Understanding Joint Embedding Predictive Architecture

This blog maybe a little too late to the picture, but a few days ago I stumbled upon a new paper about "VL-JEPA". Some quick searches led me back to the conception of the idea of Joint Embedding Predictive Architecture in this position paper titled A Path Towards Autonomous Machine Intelligence by Yann LeCun. In recent times, I had picked up on reading a textbook called "LLMs from Scratch" by Sebastian Raschka, and I was of the opinion to not take any detours until after finishing the book and implementing a model. Yet, here I am reading a paper I lament about being way too long (62 pages!).

Now this might not be the best explanatory article on JEPA, but there are a few articles that I've been referred to as some really good blogs to read from. I've denied myself the opportunity of going through them (yet), only opening them after I finish writing this blog. Therefore, I'll add them to the end of this blog.

Setting Context

You might ask: "Why a new architecture when the current LLMs seem to be great enough already?" And that question kind of hits the bullseye of the stir this paper has caused, although only partially. Current Large Language Models work, in an broad oversimplification, guessing the next word or token.

A more detailed explanation would involve defining a few things to truly understand what is happening:- - Tokens: basic unit of text - Vectors: numerical representation of data with a lot of dimensions to capture semantic meaning - Encoder: Encodes raw text into tokens - Decoder: Decodes tokens into raw text

With that, let's try to understand what's happening behind current LLMs. First, the input is taken by the encoder and encoded into tokens. These tokens are then embedded into vectors, which is then sent to the model. Current models are Transformers, and they're implemented as decoders themselves. This is known as a Decoder only Transformer. This decoder, which we will refer to our "LLM" now, can generate a token one by one, which is essentially guessing the next word/token of the sentence. How does our LLM know what comes next? It employs a method called Attention, first explained in the paper Attention is all you need to capture context from the input. Great, but how does it know what those words mean? That, is infact, explained by the P in GPT, or the formal name for these models. GPT stands for Generative Pre-trained Transformer, and our LLMs, which in essence are actually GPT models, are trained on a huge set of data. A way too much data, or so LeCun says. Why so?

When you compare this to a human, you find out that the way humans learn, or to put it in the same jargon, consume "data" and form patterns, seems way more efficient than an LLM. Current LLMs can think only by generating the next token, and that means the LLM is stuck to the language it learns by processing the data fed into it by us. Reent advancements like Reasoning and thoughts did improve it, but these LLMs are still prone to hallucinations and false information.
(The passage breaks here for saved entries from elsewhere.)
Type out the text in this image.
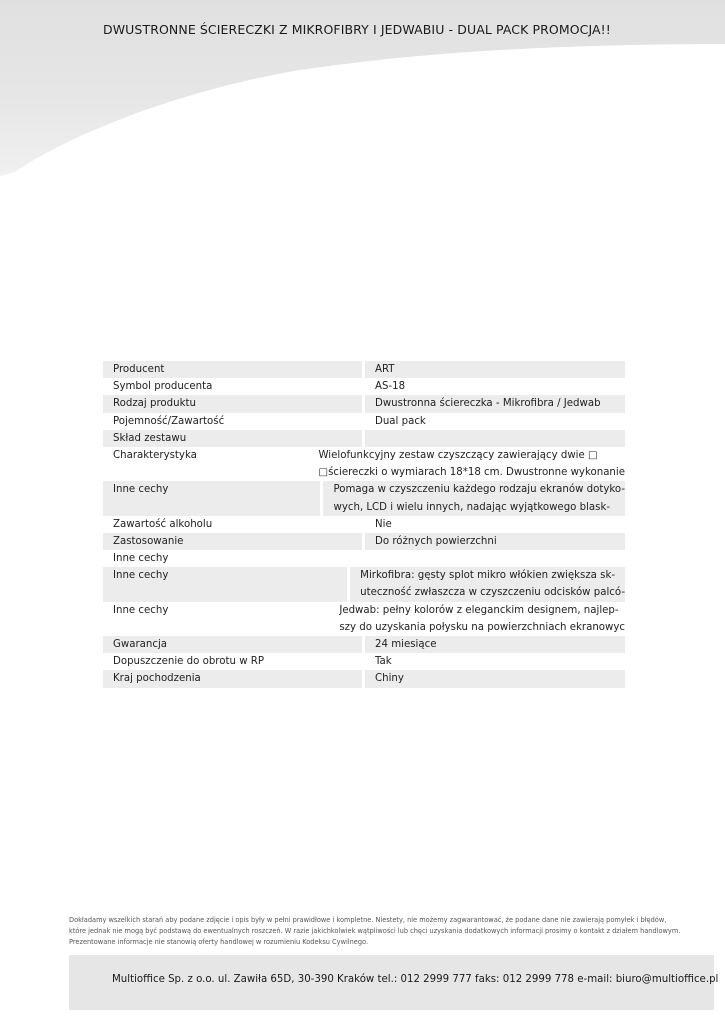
DWUSTRONNE ŚCIERECZKI Z MIKROFIBRY I JEDWABIU - DUAL PACK PROMOCJA!!
Producent	ART
Symbol producenta	AS-18
Rodzaj produktu	Dwustronna ściereczka - Mikrofibra / Jedwab
Pojemność/Zawartość	Dual pack
Skład zestawu
Charakterystyka	Wielofunkcyjny zestaw czyszczący zawierający dwie □
□ściereczki o wymiarach 18*18 cm. Dwustronne wykonanie
Inne cechy	Pomaga w czyszczeniu każdego rodzaju ekranów dotyko-
wych, LCD i wielu innych, nadając wyjątkowego blask-
Zawartość alkoholu	Nie
Zastosowanie	Do różnych powierzchni
Inne cechy
Inne cechy	Mirkofibra: gęsty splot mikro włókien zwiększa sk-
uteczność zwłaszcza w czyszczeniu odcisków palcó-
Inne cechy	Jedwab: pełny kolorów z eleganckim designem, najlep-
szy do uzyskania połysku na powierzchniach ekranowyc
Gwarancja	24 miesiące
Dopuszczenie do obrotu w RP	Tak
Kraj pochodzenia	Chiny
Dokładamy wszelkich starań aby podane zdjęcie i opis były w pełni prawidłowe i kompletne. Niestety, nie możemy zagwarantować, że podane dane nie zawierają pomyłek i błędów,
które jednak nie mogą być podstawą do ewentualnych roszczeń. W razie jakichkolwiek wątpliwości lub chęci uzyskania dodatkowych informacji prosimy o kontakt z działem handlowym.
Prezentowane informacje nie stanowią oferty handlowej w rozumieniu Kodeksu Cywilnego.
Multioffice Sp. z o.o. ul. Zawiła 65D, 30-390 Kraków tel.: 012 2999 777 faks: 012 2999 778 e-mail: biuro@multioffice.pl
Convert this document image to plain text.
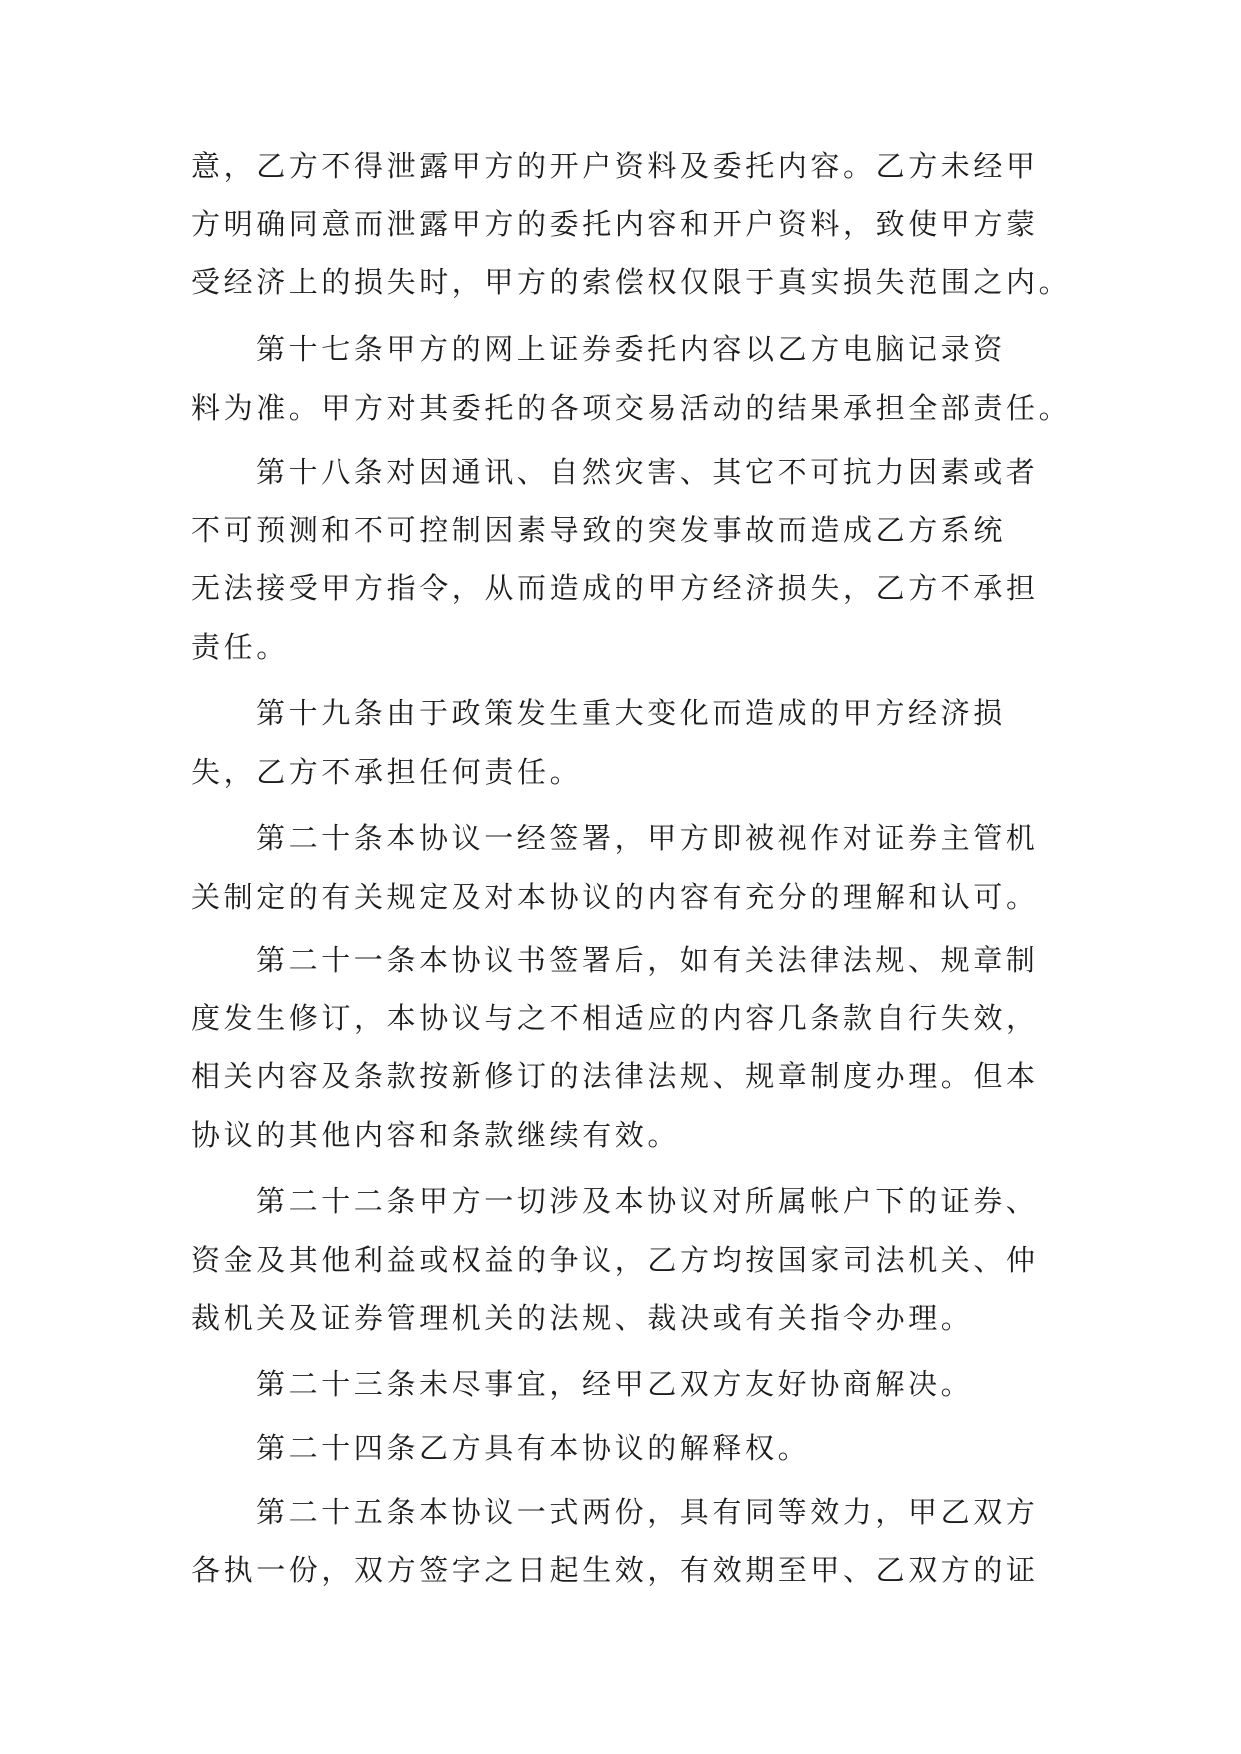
意，乙方不得泄露甲方的开户资料及委托内容。乙方未经甲

方明确同意而泄露甲方的委托内容和开户资料，致使甲方蒙

受经济上的损失时，甲方的索偿权仅限于真实损失范围之内。

第十七条甲方的网上证券委托内容以乙方电脑记录资

料为准。甲方对其委托的各项交易活动的结果承担全部责任。

第十八条对因通讯、自然灾害、其它不可抗力因素或者

不可预测和不可控制因素导致的突发事故而造成乙方系统

无法接受甲方指令，从而造成的甲方经济损失，乙方不承担

责任。

第十九条由于政策发生重大变化而造成的甲方经济损

失，乙方不承担任何责任。

第二十条本协议一经签署，甲方即被视作对证券主管机

关制定的有关规定及对本协议的内容有充分的理解和认可。

第二十一条本协议书签署后，如有关法律法规、规章制

度发生修订，本协议与之不相适应的内容几条款自行失效，

相关内容及条款按新修订的法律法规、规章制度办理。但本

协议的其他内容和条款继续有效。

第二十二条甲方一切涉及本协议对所属帐户下的证券、

资金及其他利益或权益的争议，乙方均按国家司法机关、仲

裁机关及证券管理机关的法规、裁决或有关指令办理。

第二十三条未尽事宜，经甲乙双方友好协商解决。

第二十四条乙方具有本协议的解释权。

第二十五条本协议一式两份，具有同等效力，甲乙双方

各执一份，双方签字之日起生效，有效期至甲、乙双方的证
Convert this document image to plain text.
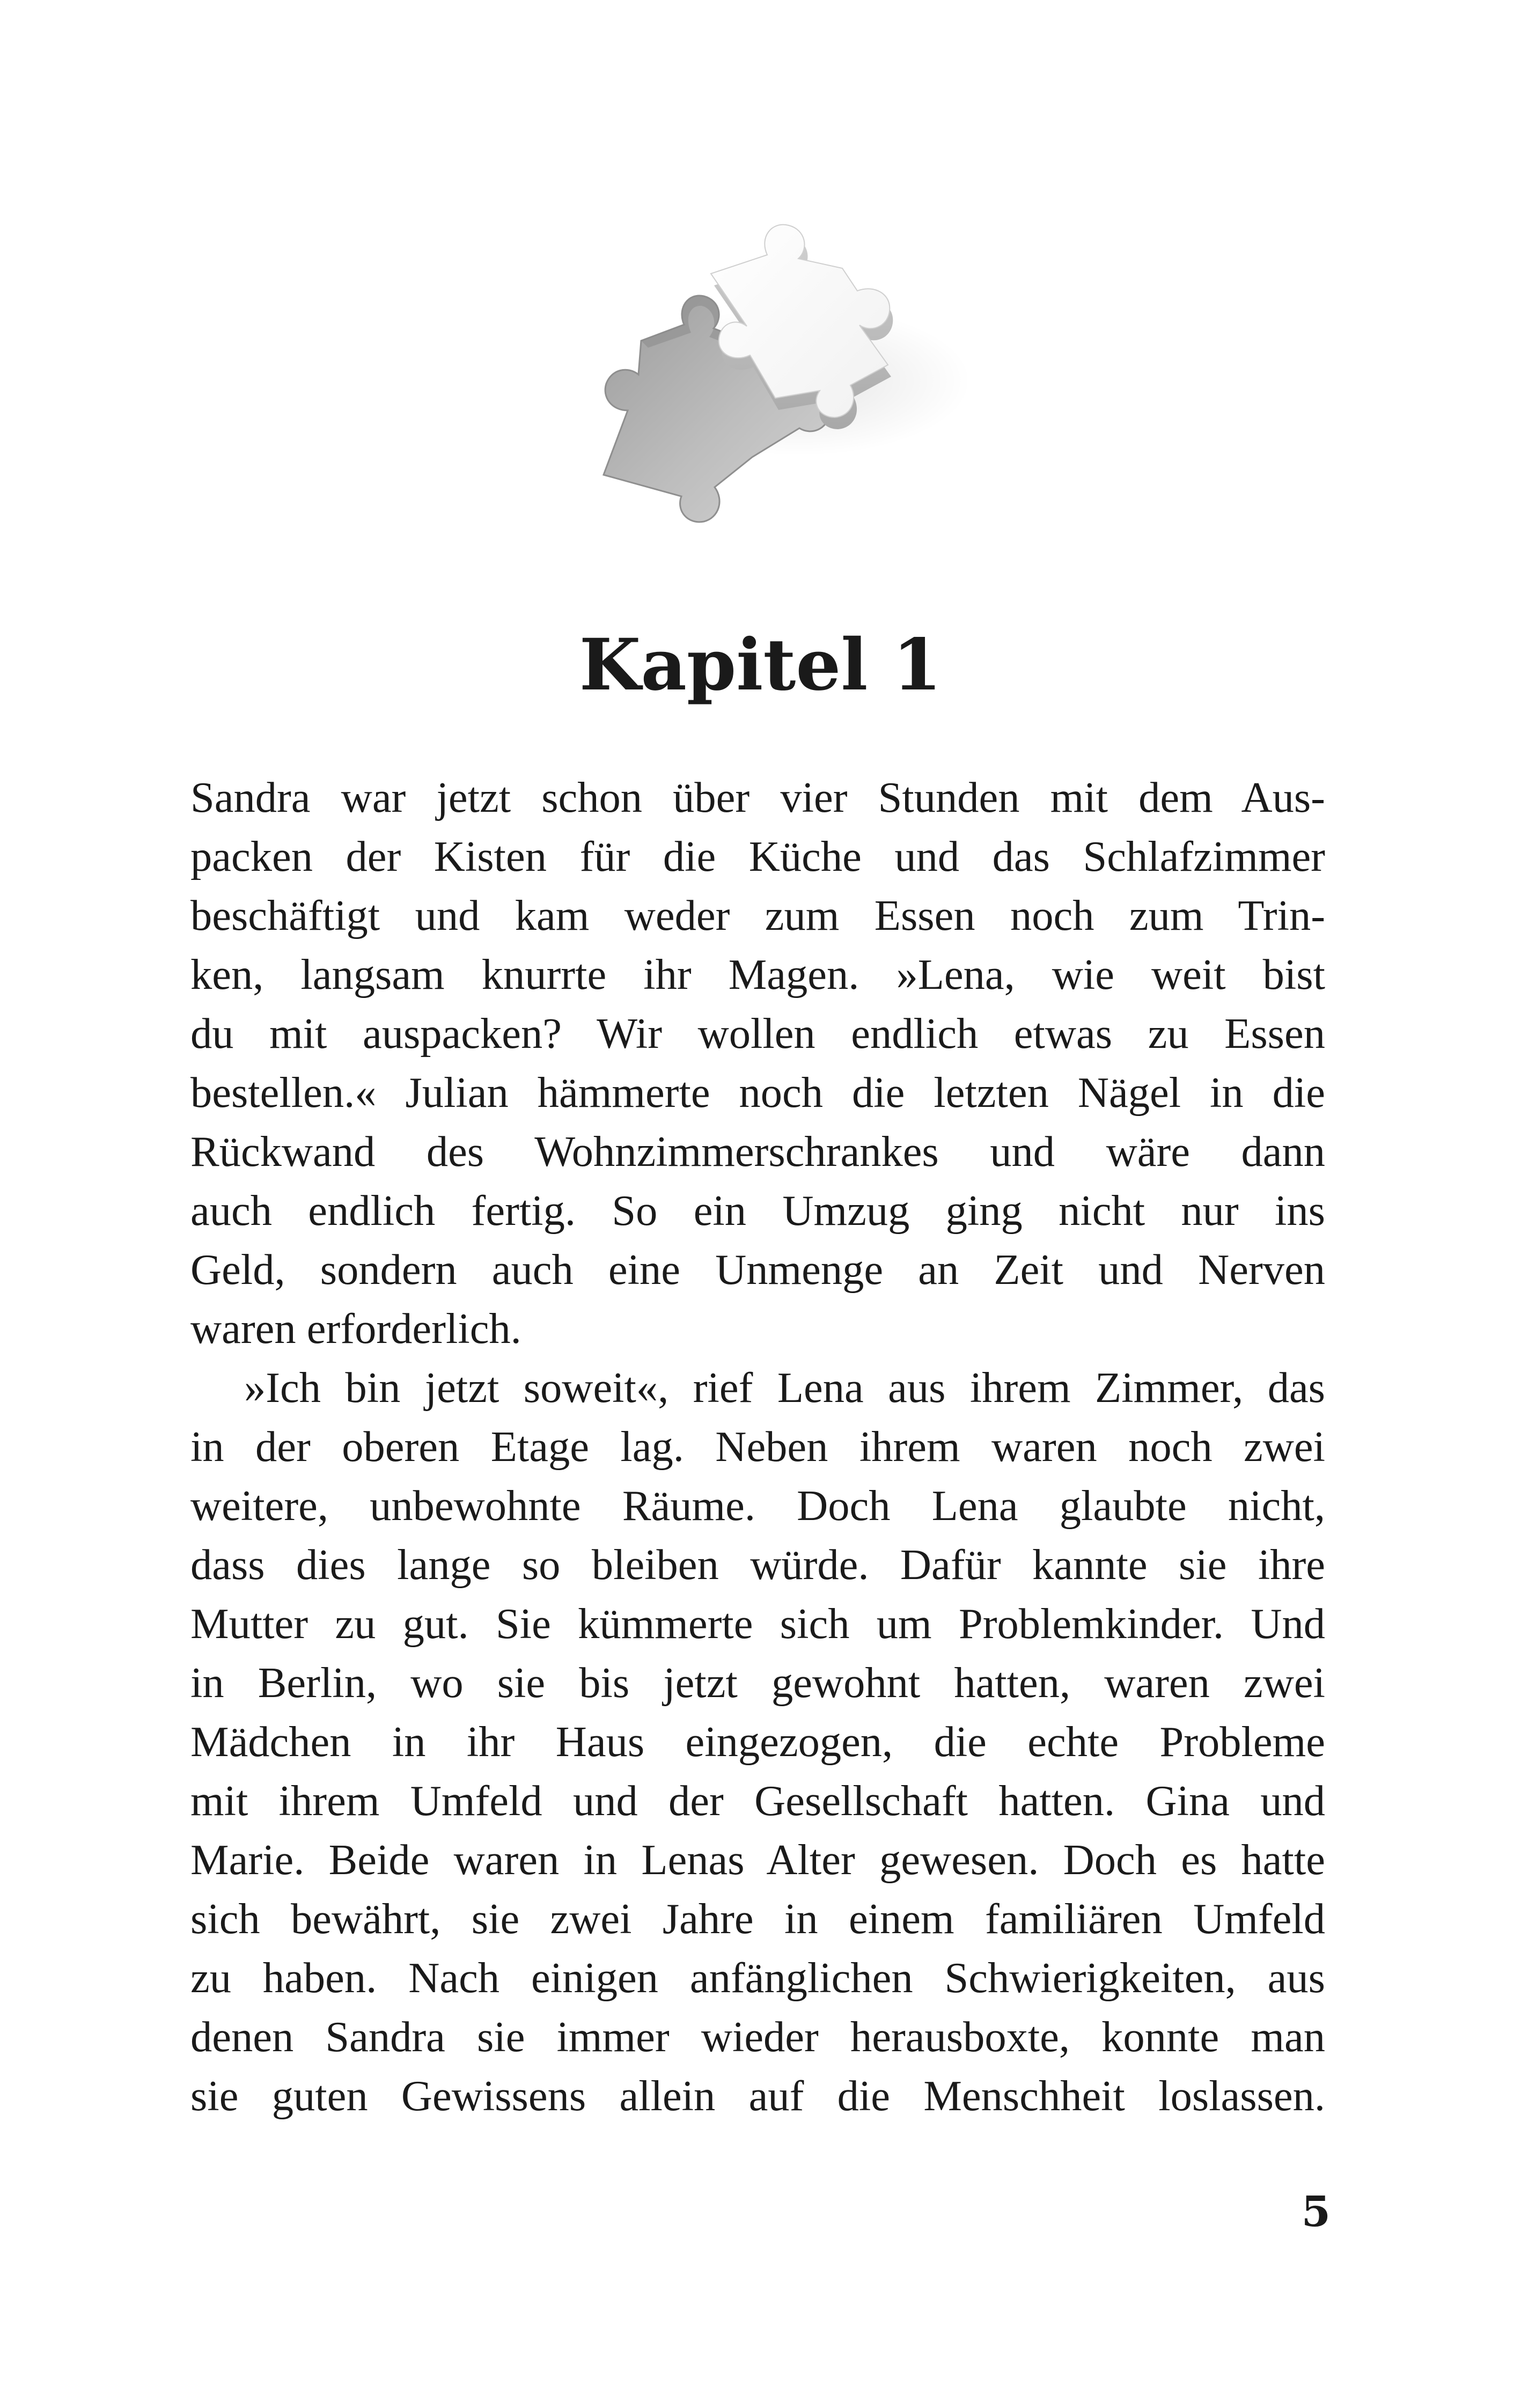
Kapitel 1

Sandra war jetzt schon über vier Stunden mit dem Aus-
packen der Kisten für die Küche und das Schlafzimmer
beschäftigt und kam weder zum Essen noch zum Trin-
ken, langsam knurrte ihr Magen. »Lena, wie weit bist
du mit auspacken? Wir wollen endlich etwas zu Essen
bestellen.« Julian hämmerte noch die letzten Nägel in die
Rückwand des Wohnzimmerschrankes und wäre dann
auch endlich fertig. So ein Umzug ging nicht nur ins
Geld, sondern auch eine Unmenge an Zeit und Nerven
waren erforderlich.

»Ich bin jetzt soweit«, rief Lena aus ihrem Zimmer, das
in der oberen Etage lag. Neben ihrem waren noch zwei
weitere, unbewohnte Räume. Doch Lena glaubte nicht,
dass dies lange so bleiben würde. Dafür kannte sie ihre
Mutter zu gut. Sie kümmerte sich um Problemkinder. Und
in Berlin, wo sie bis jetzt gewohnt hatten, waren zwei
Mädchen in ihr Haus eingezogen, die echte Probleme
mit ihrem Umfeld und der Gesellschaft hatten. Gina und
Marie. Beide waren in Lenas Alter gewesen. Doch es hatte
sich bewährt, sie zwei Jahre in einem familiären Umfeld
zu haben. Nach einigen anfänglichen Schwierigkeiten, aus
denen Sandra sie immer wieder herausboxte, konnte man
sie guten Gewissens allein auf die Menschheit loslassen.

5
LeCun compares the (then, 2022 is 4 years ago) current AI systems with humans and highlights the drawbacks of these LLMs. He argues that, despite pitting against the best AI model we have, a human will always be better than it in driving and other 'trivial' tasks. With that, he puts forward his theory of animals and humans learning "world models". More on that later, but there are 3 questions that current AI research must answer, atleast according to LeCun:- 1. How can machines learn and act only largely through observation? 2. Can a machine reason and plan in a way that is compatible with gradient-based learning? 3. Can machines learn to think about stuff in multiple abstractions and time frames?

Yann says he has an answer with the model architecture he proposes.

Drawing Inspiration

So where do we start when making a smart model that imitates humans? Well, we imitate humans. Atleast the way we think we work, that is. LeCun begins with the idea that humans and animals interact the world using something called "world models" from Craik's 1943 paper titled "The Nature of of explanation". He also takes Bryson and Ho's 1969 paper on Applied Optimal Control and explains that predicting the next state using forward thinking models has been a standard in terms of .

Fine, but what are we trying to achieve with these papers in the first place? LeCun proposes that everything we learn -- from looking at faces to communicating to making things -- are a result of us having a "world model" in our head, i.e. a representation of the world's behaviours upon which we act and make decisions. This, he calls "common sense knowledge", and that we have different heirarchial models, or understandings of the world. Given the below chart by Emmanuel Dupox, babies tend to learn concepts with lesser data than current models ever could. Maybe a concept like Object permanance could only take 960 hours of video data for current models, but as we work through skills that a human learns as they grow up, the time and data taken to learn the same things by a model grows exponentially in comparision. Emmaunel Dupoux's chart

Modelling the model

In order to build this supposed Autonomous, Intelligent model, we first break our own learning process into modules. Defining these modules with roles allows us to build upon the modules and thedefine their characteristics in more detail.

The Configurator Module

The configurator module is responsible for configuring the model's parameters and hyperparameters. It takes in a set of inputs and outputs and uses a set of rules to determine the best configuration for the model. It's responsible for ensuring that the model is optimized for the task at hand.